24/9/08

Sábado 13 de Septiembre de 2008

Tal vez durante el recorrido de regreso hacia Cancún podríamos, al pasar de nuevo por Chiapas, visitar algún otro caracol más activo para recibir una visión complementaria de ésta un tanto pobre que nos llevábamos. Pero ya había sido demasiado tiempo en San Cristóbal y alrededores, teníamos que continuar viaje. A sólo una hora de San Cristóbal se encontraba el Cañón del Sumidero, y las lanchas que lo recorrían tenían su base en la pequeña población colonial de Chiapa de Corzo, un poco antes de llegar a Tuxla. Tomamos el autobús que de nuevo nos trasladaba no sólo en el mapa horizontal, sino en el vertical, y de nuevo dejamos el frío San Cristóbal para un poco más allá desembarcar en el bochornoso aire de Chiapa de Corzo.

El pueblito conservaba cierto encanto colonial, aunque no comparable con San Cristóbal. Una amplia plaza porticada y adornada de enormes árboles guardaba una curiosa sorpresa, un templete mudéjar con contrafuertes ágiles sujetando una cúpula de ladrillo. El estilo recordaba a los originales aragoneses, aunque se lo veía perdido en un clima extraño. La ventaja de viajar dos es que se puede buscar alojamiento con mayor comodidad, así que mientras yo me tomaba un refresco en una cafetería de la plaza y guardaba las dos mochilas conmigo, Susana andaba más ligera para callejear y preguntar aquí y allá. Las celebraciones de la independencia habían llenado la plaza de chiringuitos de feria, y un grupo de percusión animaba la mañana en un escenario frente al ayuntamiento, alrededor del cual se iba concentrando la gente.

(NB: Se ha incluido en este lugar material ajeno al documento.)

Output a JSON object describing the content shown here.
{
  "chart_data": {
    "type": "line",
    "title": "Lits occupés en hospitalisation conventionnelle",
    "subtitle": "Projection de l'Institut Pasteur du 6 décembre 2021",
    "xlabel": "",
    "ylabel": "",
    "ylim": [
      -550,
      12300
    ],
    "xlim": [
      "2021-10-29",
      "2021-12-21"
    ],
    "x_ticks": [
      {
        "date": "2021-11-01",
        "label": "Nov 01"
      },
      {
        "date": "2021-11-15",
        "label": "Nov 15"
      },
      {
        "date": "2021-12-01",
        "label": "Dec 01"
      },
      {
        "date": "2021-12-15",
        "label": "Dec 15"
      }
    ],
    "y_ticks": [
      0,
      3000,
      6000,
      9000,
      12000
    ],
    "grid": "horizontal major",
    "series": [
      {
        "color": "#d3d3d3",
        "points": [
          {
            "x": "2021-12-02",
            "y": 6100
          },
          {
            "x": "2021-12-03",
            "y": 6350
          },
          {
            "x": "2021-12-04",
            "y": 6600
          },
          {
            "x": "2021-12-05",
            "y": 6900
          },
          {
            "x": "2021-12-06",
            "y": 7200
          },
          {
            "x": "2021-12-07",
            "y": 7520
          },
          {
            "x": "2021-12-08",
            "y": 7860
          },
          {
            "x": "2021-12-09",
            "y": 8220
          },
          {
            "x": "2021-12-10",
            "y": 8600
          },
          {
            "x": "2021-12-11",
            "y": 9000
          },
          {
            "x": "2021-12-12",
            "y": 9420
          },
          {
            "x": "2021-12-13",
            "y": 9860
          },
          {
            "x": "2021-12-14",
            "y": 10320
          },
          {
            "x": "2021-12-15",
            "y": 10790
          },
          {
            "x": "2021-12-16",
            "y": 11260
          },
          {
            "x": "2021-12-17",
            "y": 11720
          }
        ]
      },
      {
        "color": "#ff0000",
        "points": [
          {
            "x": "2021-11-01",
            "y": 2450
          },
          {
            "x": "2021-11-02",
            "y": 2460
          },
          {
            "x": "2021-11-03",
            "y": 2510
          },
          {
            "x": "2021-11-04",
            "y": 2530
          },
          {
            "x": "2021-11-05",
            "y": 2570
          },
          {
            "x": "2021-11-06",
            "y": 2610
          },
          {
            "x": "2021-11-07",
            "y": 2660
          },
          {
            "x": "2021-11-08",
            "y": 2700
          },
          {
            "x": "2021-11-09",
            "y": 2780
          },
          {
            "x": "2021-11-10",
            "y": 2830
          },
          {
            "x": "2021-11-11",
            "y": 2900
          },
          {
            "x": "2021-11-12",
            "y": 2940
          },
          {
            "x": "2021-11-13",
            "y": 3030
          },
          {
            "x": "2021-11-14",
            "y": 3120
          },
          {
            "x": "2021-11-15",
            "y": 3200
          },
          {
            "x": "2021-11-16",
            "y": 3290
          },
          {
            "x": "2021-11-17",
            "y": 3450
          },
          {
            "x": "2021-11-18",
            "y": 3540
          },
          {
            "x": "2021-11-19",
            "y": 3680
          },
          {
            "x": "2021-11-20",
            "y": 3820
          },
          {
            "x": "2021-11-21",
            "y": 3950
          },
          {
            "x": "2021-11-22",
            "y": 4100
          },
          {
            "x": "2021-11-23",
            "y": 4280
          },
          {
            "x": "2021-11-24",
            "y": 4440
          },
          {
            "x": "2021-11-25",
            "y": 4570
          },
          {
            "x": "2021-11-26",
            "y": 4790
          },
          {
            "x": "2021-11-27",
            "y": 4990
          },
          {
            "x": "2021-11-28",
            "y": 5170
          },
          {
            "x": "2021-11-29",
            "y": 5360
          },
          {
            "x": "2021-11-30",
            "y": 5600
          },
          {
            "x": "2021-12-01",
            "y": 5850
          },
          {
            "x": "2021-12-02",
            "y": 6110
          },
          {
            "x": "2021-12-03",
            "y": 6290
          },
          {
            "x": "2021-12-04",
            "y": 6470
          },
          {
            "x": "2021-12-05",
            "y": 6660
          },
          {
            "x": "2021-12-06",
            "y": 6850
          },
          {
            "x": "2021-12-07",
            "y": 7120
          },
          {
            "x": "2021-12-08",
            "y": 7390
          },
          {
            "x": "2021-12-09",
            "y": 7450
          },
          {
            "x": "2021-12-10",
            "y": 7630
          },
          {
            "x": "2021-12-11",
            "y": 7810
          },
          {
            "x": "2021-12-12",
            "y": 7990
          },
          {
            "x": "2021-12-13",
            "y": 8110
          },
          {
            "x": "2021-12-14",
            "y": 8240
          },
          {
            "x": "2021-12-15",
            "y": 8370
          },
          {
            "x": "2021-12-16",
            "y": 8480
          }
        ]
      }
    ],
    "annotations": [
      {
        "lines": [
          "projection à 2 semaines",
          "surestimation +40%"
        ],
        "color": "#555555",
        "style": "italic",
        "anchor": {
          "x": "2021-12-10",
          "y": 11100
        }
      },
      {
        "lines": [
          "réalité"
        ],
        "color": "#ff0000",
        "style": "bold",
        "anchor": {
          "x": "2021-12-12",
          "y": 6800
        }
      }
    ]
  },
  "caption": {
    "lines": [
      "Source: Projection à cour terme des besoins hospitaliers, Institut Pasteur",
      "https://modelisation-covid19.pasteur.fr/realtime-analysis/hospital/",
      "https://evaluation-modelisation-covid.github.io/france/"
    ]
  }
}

Nos acomodamos en una pensión algo roñosa en un callejón junto al río. Había mejores opciones, pero se escapaban de nuestro presupuesto, así que hicimos de tripas corazón para no pensar en los pelos y la porquería acumulada en los rincones. Por suerte, para estas ocasiones llevamos algo imprescindible, un saco-sábana que en cualquier cama te permite sentirte en la propia. Y dormir a gusto si se evita mirar demasiado alrededor o tocar algo.

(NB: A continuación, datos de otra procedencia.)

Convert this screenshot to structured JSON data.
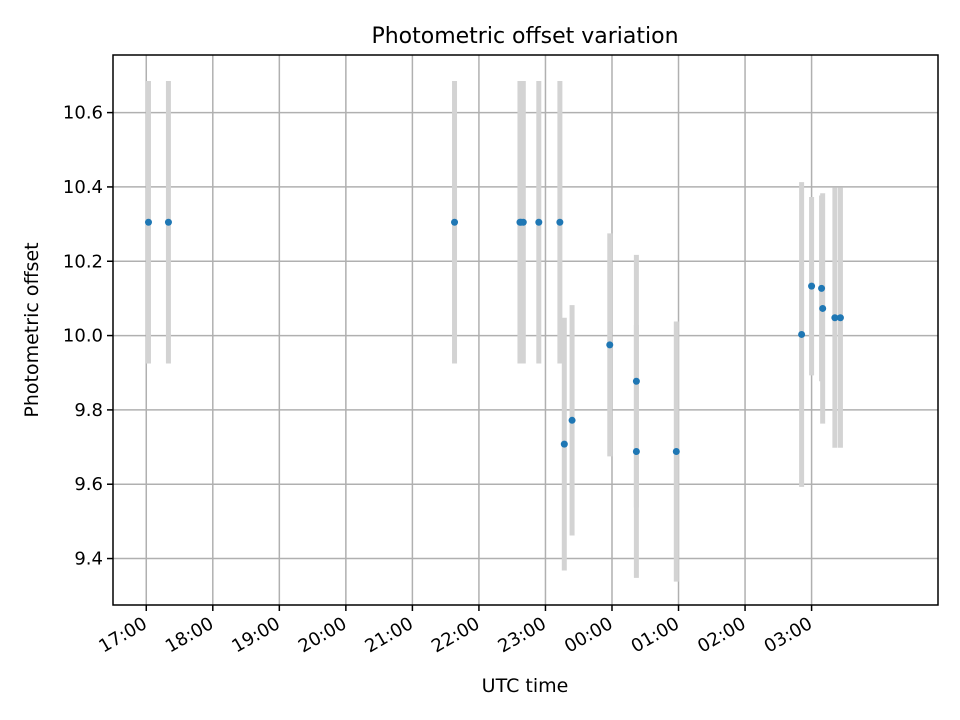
{
  "chart_data": {
    "type": "scatter",
    "title": "Photometric offset variation",
    "xlabel": "UTC time",
    "ylabel": "Photometric offset",
    "x_unit": "hours (local day, 17:00 → 03:00 next day)",
    "xlim": [
      16.5,
      28.9
    ],
    "ylim": [
      9.275,
      10.755
    ],
    "x_ticks": [
      17,
      18,
      19,
      20,
      21,
      22,
      23,
      24,
      25,
      26,
      27
    ],
    "x_tick_labels": [
      "17:00",
      "18:00",
      "19:00",
      "20:00",
      "21:00",
      "22:00",
      "23:00",
      "00:00",
      "01:00",
      "02:00",
      "03:00"
    ],
    "y_ticks": [
      9.4,
      9.6,
      9.8,
      10.0,
      10.2,
      10.4,
      10.6
    ],
    "y_tick_labels": [
      "9.4",
      "9.6",
      "9.8",
      "10.0",
      "10.2",
      "10.4",
      "10.6"
    ],
    "grid": true,
    "marker_color": "#1f77b4",
    "errorbar_color": "#d3d3d3",
    "points": [
      {
        "x": "17:02",
        "y": 10.305,
        "err": 0.38
      },
      {
        "x": "17:20",
        "y": 10.305,
        "err": 0.38
      },
      {
        "x": "21:38",
        "y": 10.305,
        "err": 0.38
      },
      {
        "x": "22:37",
        "y": 10.305,
        "err": 0.38
      },
      {
        "x": "22:38",
        "y": 10.305,
        "err": 0.38
      },
      {
        "x": "22:40",
        "y": 10.305,
        "err": 0.38
      },
      {
        "x": "22:54",
        "y": 10.305,
        "err": 0.38
      },
      {
        "x": "23:13",
        "y": 10.305,
        "err": 0.38
      },
      {
        "x": "23:17",
        "y": 9.708,
        "err": 0.34
      },
      {
        "x": "23:24",
        "y": 9.772,
        "err": 0.31
      },
      {
        "x": "23:58",
        "y": 9.975,
        "err": 0.3
      },
      {
        "x": "00:22",
        "y": 9.877,
        "err": 0.34
      },
      {
        "x": "00:22",
        "y": 9.688,
        "err": 0.34
      },
      {
        "x": "00:58",
        "y": 9.688,
        "err": 0.35
      },
      {
        "x": "02:51",
        "y": 10.003,
        "err": 0.41
      },
      {
        "x": "03:00",
        "y": 10.133,
        "err": 0.24
      },
      {
        "x": "03:09",
        "y": 10.127,
        "err": 0.25
      },
      {
        "x": "03:10",
        "y": 10.073,
        "err": 0.31
      },
      {
        "x": "03:21",
        "y": 10.048,
        "err": 0.35
      },
      {
        "x": "03:26",
        "y": 10.048,
        "err": 0.35
      }
    ]
  }
}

Por una calleja tras la plaza se llegaba al río Grijalva, el poderoso caudal que unos kilómetros más abajo había excavado un cañón vertical de un kilómetro de profundidad. A la sombra de los árboles de la orilla, el embarcadero se llenaba de gente paseando, y de las terrazas y restaurantes llegaba un olor de fritanga y chile picante. La otra orilla seguía silvestre, y su verde se unía a las aguas revueltas y el cielo pintado de nubes en otro atardecer lejos de casa, disfrutando en buena compañía de un momento de excepción en la línea de la vida.

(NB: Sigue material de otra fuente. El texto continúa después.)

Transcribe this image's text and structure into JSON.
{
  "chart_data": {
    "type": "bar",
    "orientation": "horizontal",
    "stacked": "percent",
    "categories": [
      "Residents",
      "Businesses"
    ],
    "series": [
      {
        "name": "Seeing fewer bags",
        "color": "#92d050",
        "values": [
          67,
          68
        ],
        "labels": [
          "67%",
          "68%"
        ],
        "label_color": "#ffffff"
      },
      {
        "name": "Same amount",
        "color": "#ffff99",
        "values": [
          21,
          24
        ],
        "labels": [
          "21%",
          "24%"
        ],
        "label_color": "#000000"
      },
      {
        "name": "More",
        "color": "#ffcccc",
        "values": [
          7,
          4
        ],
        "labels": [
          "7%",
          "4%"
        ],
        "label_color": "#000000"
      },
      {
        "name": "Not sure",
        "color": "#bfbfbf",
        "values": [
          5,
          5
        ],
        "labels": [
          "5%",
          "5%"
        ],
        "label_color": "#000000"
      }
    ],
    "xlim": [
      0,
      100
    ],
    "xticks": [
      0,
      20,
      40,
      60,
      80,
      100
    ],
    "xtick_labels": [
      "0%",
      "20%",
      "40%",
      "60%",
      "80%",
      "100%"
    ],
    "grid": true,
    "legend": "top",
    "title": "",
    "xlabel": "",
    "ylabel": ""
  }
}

La noche se llenaba de música, y las casetas de la feria sumaban sus altavoces en un caos que recordaba mucho al que se da en estas ocasiones en España. En el escenario del ayuntamiento tenía lugar un particular concurso de belleza; las muchachas desfilaban vestidas con un colorido traje regional, mientras sonaba una grabación de su propia voz en la que se presentaban y contaban algún pasaje de la Historia de la emancipación mexicana. El ambiente era tan español que sorprendía escucharlas hablando de nosotros como de alienígenas que vinieron y después se marcharon, como algo ajeno que nada tenía que ver con ellos. Una versión de la Historia muy interesada y muy particular de la que los criollos hispanoamericanos han vivido durante dos siglos: haciendo desmadres y echándole la culpa de los males al muerto. A un lado del ayuntamiento, en la comisaría de policía, los presos amontonados en el calabozo se asomaban tras los gruesos barrotes. Daba una cierta calma estar de este lado, y una gran desasosiego ver las miradas vampíricas que igual que allí, se pueden ver a menudo en las calles de este lado del mundo.